O país acompanha perplexo as revelações dos acordos de colaboração premiada da dupla Joesley e Wesley Batista do grupo JBS. Para além das discussões em torno das filmagens de políticos recebendo malas de dinheiro e envoltos em conversas não republicanas, a indignação também se voltou para as benesses concedidas pelo Procurador-Geral da República aos irmãos Batista, em troca das informações e documentos delatados. Mesmo diante do lucro de cifras astronômicas em negociatas com o poder público e do que se possa considerar um “recorde mundial” de corrupção de políticos (1.829, no total), no acordo firmado com o MPF, a dupla escapou de sofrer sanção penal, devendo apenas pagar multa pessoal de 110 milhões de reais, com carência de um ano, em dez vezes.
Para tentar compreender como se chegou a um acordo assim vantajoso é preciso levar em conta o que é, como funciona e porque a colaboração premiada ganhou este destaque ambivalente.
A colaboração premiada é um instrumento de dupla funcionalidade: serve tanto para ampliar o quadro probatório em investigações de delitos complexos, quanto como instrumento de defesa. Não obstante esteja regrada desde 1990, ganhou fôlego e nova dimensão a partir da Lava Jato, tanto em razão de sua melhor regulamentação dada pela lei 12.850/13, quanto pelo fato de que as teses de prescrição e nulidade deixaram de ser opções defensivas concretas. Depois da Lei 12.234, de 2010, não há mais a chamada “prescrição retroativa” na fase de investigação o que, somado à mudança de interpretação do STF, em fevereiro de 2016, quanto ao início de execução da pena, agora possível depois da condenação em segundo grau, ainda pendentes recursos para os tribunais superiores, torna a opção pela colaboração uma última cartada defensiva.
Instalou-se, então, com potência inédita, uma nova dualidade no processo penal brasileiro: ao lado do modelo “tradicional”, originário da Europa continental e orientado por uma lógica de princípios, se apresenta o instituto da colaboração premiada, inspirado no modelo de plea bargain norte-americano e orientado por uma lógica utilitarista, de custo/benefício.
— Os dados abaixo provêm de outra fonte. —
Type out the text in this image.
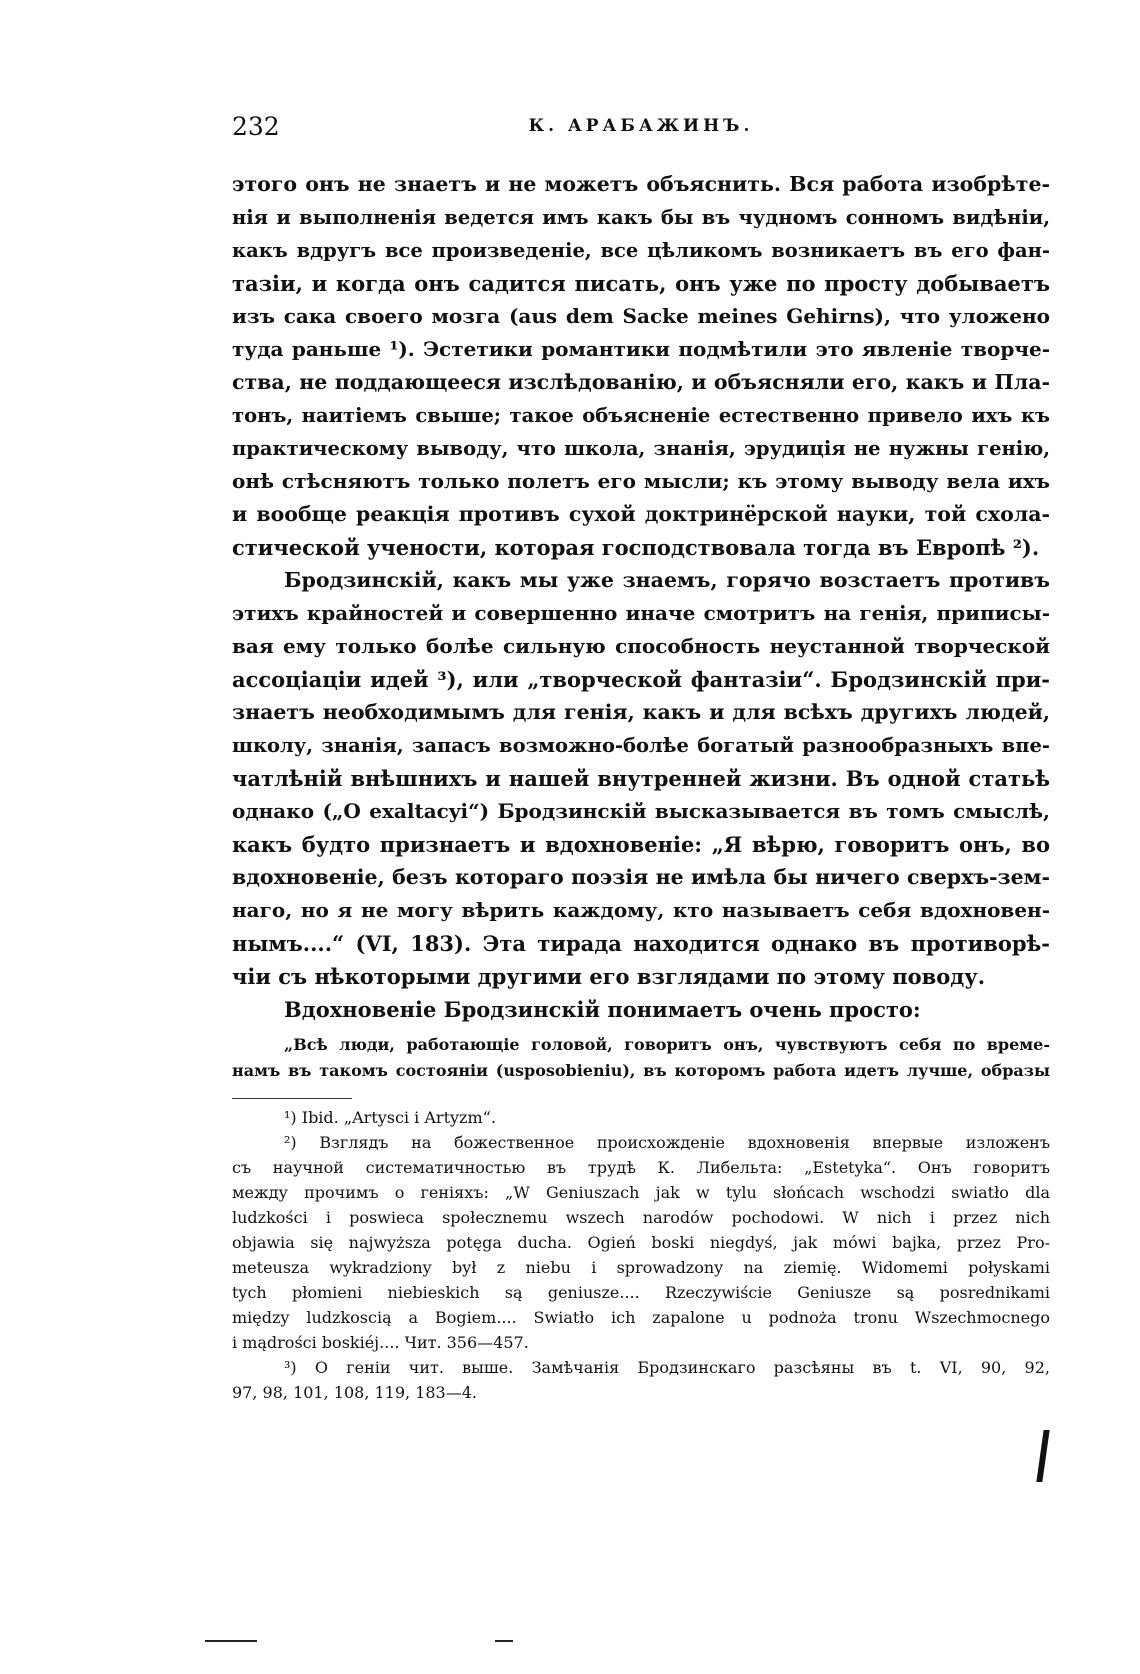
232	К. АРАБАЖИНЪ.
этого онъ не знаетъ и не можетъ объяснить. Вся работа изобрѣте-
нія и выполненія ведется имъ какъ бы въ чудномъ сонномъ видѣніи,
какъ вдругъ все произведеніе, все цѣликомъ возникаетъ въ его фан-
тазіи, и когда онъ садится писать, онъ уже по просту добываетъ
изъ сака своего мозга (aus dem Sacke meines Gehirns), что уложено
туда раньше ¹). Эстетики романтики подмѣтили это явленіе творче-
ства, не поддающееся изслѣдованію, и объясняли его, какъ и Пла-
тонъ, наитіемъ свыше; такое объясненіе естественно привело ихъ къ
практическому выводу, что школа, знанія, эрудиція не нужны генію,
онѣ стѣсняютъ только полетъ его мысли; къ этому выводу вела ихъ
и вообще реакція противъ сухой доктринёрской науки, той схола-
стической учености, которая господствовала тогда въ Европѣ ²).
Бродзинскій, какъ мы уже знаемъ, горячо возстаетъ противъ
этихъ крайностей и совершенно иначе смотритъ на генія, приписы-
вая ему только болѣе сильную способность неустанной творческой
ассоціаціи идей ³), или „творческой фантазіи“. Бродзинскій при-
знаетъ необходимымъ для генія, какъ и для всѣхъ другихъ людей,
школу, знанія, запасъ возможно-болѣе богатый разнообразныхъ впе-
чатлѣній внѣшнихъ и нашей внутренней жизни. Въ одной статьѣ
однако („O exaltacyi“) Бродзинскій высказывается въ томъ смыслѣ,
какъ будто признаетъ и вдохновеніе: „Я вѣрю, говоритъ онъ, во
вдохновеніе, безъ котораго поэзія не имѣла бы ничего сверхъ-зем-
наго, но я не могу вѣрить каждому, кто называетъ себя вдохновен-
нымъ....“ (VI, 183). Эта тирада находится однако въ противорѣ-
чіи съ нѣкоторыми другими его взглядами по этому поводу.
Вдохновеніе Бродзинскій понимаетъ очень просто:
„Всѣ люди, работающіе головой, говоритъ онъ, чувствуютъ себя по време-
намъ въ такомъ состояніи (usposobieniu), въ которомъ работа идетъ лучше, образы
¹) Ibid. „Artysci i Artyzm“.
²) Взглядъ на божественное происхожденіе вдохновенія впервые изложенъ
съ научной систематичностью въ трудѣ К. Либельта: „Estetyka“. Онъ говоритъ
между прочимъ о геніяхъ: „W Geniuszach jak w tylu słońcach wschodzi swiatło dla
ludzkości i poswieca społecznemu wszech narodów pochodowi. W nich i przez nich
objawia się najwyższa potęga ducha. Ogień boski niegdyś, jak mówi bajka, przez Pro-
meteusza wykradziony był z niebu i sprowadzony na ziemię. Widomemi połyskami
tych płomieni niebieskich są geniusze.... Rzeczywiście Geniusze są posrednikami
między ludzkoscią a Bogiem.... Swiatło ich zapalone u podnoża tronu Wszechmocnego
i mądrości boskiéj.... Чит. 356—457.
³) О геніи чит. выше. Замѣчанія Бродзинскаго разсѣяны въ t. VI, 90, 92,
97, 98, 101, 108, 119, 183—4.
No modelo “tradicional” são observadas as garantias de presunção de inocência, de contraditório, de não autoincriminação, do direito ao silêncio e da carga probatória ser toda da acusação. Aqui as partes produzem provas perante o juiz a fim de convencê-lo a seguir suas teses, com liberdade na valoração probatória, exigindo apenas uma fundamentação adequada. Ao final, em caso de condenação, o juiz aplica a pena prevista em lei, sem negociações e sem descontos premiais. A chance de condenação em casos do colarinho branco, nos termos deste modelo tradicional é mais rara.
Porém, no modelo de colaboração premiada, a situação é diversa, pois, fruto de negociação entre as partes, o acusado abre mão da presunção de inocência (deve confessar), da não autoincriminação (deve apresentar as provas que têm contra si); do direito ao silêncio (deve falar toda vez que for convocado); do contraditório em juízo (adere à tese acusatória); e de promover a “captura psíquica” do juiz (concorda com a condenação e entrega provas contra terceiros). Em troca recebe um prêmio, que pode ser a diminuição da pena ou, até mesmo, pena alguma. O juiz, por sua vez, apenas homologa o acordo realizado entre as partes, servindo o processo mais para julgar os corréus, delatados pelo colaborador.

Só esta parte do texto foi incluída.